Now to extend this to the above task. You want a[1] + a[2] + … a[k] to be the number of stones on the kth pile, for this you should simply increase a[k] by the number of stones on the kth pile, and

decrease a[k + 1] by the same number.

Now for range updating. Suppose you want to increase all the stones from piles i … j by some given number x. What you do is update a[i] by x (ie call update(i, +x)), and this increases every element from i … n (because from some number k > i, a[k] is defined as a[1] + a[2] + … + a[i] + a[i + 1] + … + a[k]). So now you have to decrease everything in range from j + 1 … n by -x, that is call update(j + 1, -x), this results in you only increasing elements in range from i … j by x.

We defined a[1] + a[2] + … + a[k] to be the number of stones on the kth pile, so for querying just query the cumulative sum on the kth pile, ie output query(k).

To recap the algorithm is as follows :

- Read the array and for every x[i] from the call update(i, x[i]) and update(i + 1, -x[i]).
- Read queries and for every update query call update(i, value) and update(j + 1, -value).
- For every query that asks you to ouput number of stones on the kth pile pile output cumulative sum

a[1] + a[2] + … + a[k], which we defined to be the number of stones on the kth pile, ie call query(k).

Here a[] is binary indexed tree, and x[] is the initial array of stone piles.

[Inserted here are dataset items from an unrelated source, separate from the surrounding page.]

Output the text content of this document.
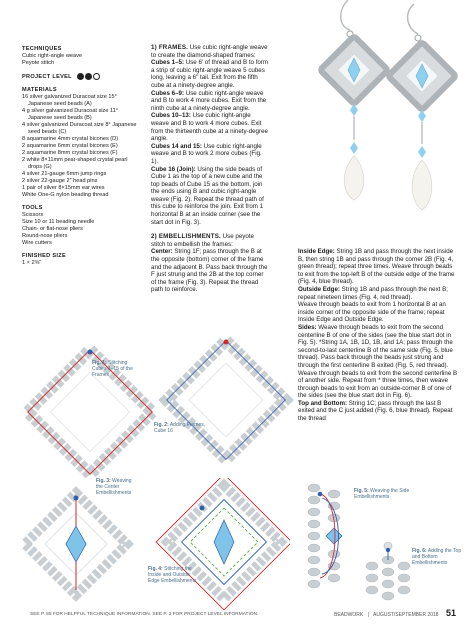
TECHNIQUES
Cubic right-angle weave
Peyote stitch
PROJECT LEVEL
MATERIALS
16 silver galvanized Duracoat size 15° Japanese seed beads (A)
4 g silver galvanized Duracoat size 11° Japanese seed beads (B)
4 silver galvanized Duracoat size 8° Japanese seed beads (C)
8 aquamarine 4mm crystal bicones (D)
2 aquamarine 6mm crystal bicones (E)
2 aquamarine 8mm crystal bicones (F)
2 white 8×11mm pear-shaped crystal pearl drops (G)
4 silver 21-gauge 6mm jump rings
2 silver 22-gauge 2" head pins
1 pair of silver 8×15mm ear wires
White One-G nylon beading thread
TOOLS
Scissors
Size 10 or 11 beading needle
Chain- or flat-nose pliers
Round-nose pliers
Wire cutters
FINISHED SIZE
1 × 2⅜"
1) FRAMES. Use cubic right-angle weave to create the diamond-shaped frames:
Cubes 1–5: Use 6' of thread and B to form a strip of cubic right-angle weave 5 cubes long, leaving a 6" tail. Exit from the fifth cube at a ninety-degree angle.
Cubes 6–9: Use cubic right-angle weave and B to work 4 more cubes. Exit from the ninth cube at a ninety-degree angle.
Cubes 10–13: Use cubic right-angle weave and B to work 4 more cubes. Exit from the thirteenth cube at a ninety-degree angle.
Cubes 14 and 15: Use cubic right-angle weave and B to work 2 more cubes (Fig. 1).
Cube 16 (Join): Using the side beads of Cube 1 as the top of a new cube and the top beads of Cube 15 as the bottom, join the ends using B and cubic right-angle weave (Fig. 2). Repeat the thread path of this cube to reinforce the join. Exit from 1 horizontal B at an inside corner (see the start dot in Fig. 3).
2) EMBELLISHMENTS. Use peyote stitch to embellish the frames:
Center: String 1F; pass through the B at the opposite (bottom) corner of the frame and the adjacent B. Pass back through the F just strung and the 2B at the top corner of the frame (Fig. 3). Repeat the thread path to reinforce.
Inside Edge: String 1B and pass through the next inside B, then string 1B and pass through the corner 2B (Fig. 4, green thread); repeat three times. Weave through beads to exit from the top-left B of the outside edge of the frame (Fig. 4, blue thread).
Outside Edge: String 1B and pass through the next B; repeat nineteen times (Fig. 4, red thread).
Weave through beads to exit from 1 horizontal B at an inside corner of the opposite side of the frame; repeat Inside Edge and Outside Edge.
Sides: Weave through beads to exit from the second centerline B of one of the sides (see the blue start dot in Fig. 5). *String 1A, 1B, 1D, 1B, and 1A; pass through the second-to-last centerline B of the same side (Fig. 5, blue thread). Pass back through the beads just strung and through the first centerline B exited (Fig. 5, red thread). Weave through beads to exit from the second centerline B of another side. Repeat from * three times, then weave through beads to exit from an outside-corner B of one of the sides (see the blue start dot in Fig. 6).
Top and Bottom: String 1C; pass through the last B exited and the C just added (Fig. 6, blue thread). Repeat the thread
Fig. 1: Stitching Cubes 1–15 of the Frames
Fig. 2: Adding Frames, Cube 16
Fig. 3: Weaving the Center Embellishments
Fig. 4: Stitching the Inside and Outside Edge Embellishments
Fig. 5: Weaving the Side Embellishments
Fig. 6: Adding the Top and Bottom Embellishments
SEE P. 85 FOR HELPFUL TECHNIQUE INFORMATION. SEE P. 3 FOR PROJECT LEVEL INFORMATION.	BEADWORK | AUGUST/SEPTEMBER 2018 51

PS Your algorithm just isn’t correct what you are simply outputting is a[k] (or tree[k] in your case), which is nothing. You don’t need a function read() for it you can just simply write cout << tree[k] << endl; you’re going to get the same result. You need to output tree[1] + tree[2] + … + tree[k].

I’m a bit drunk from last night so excuse any spelling errors.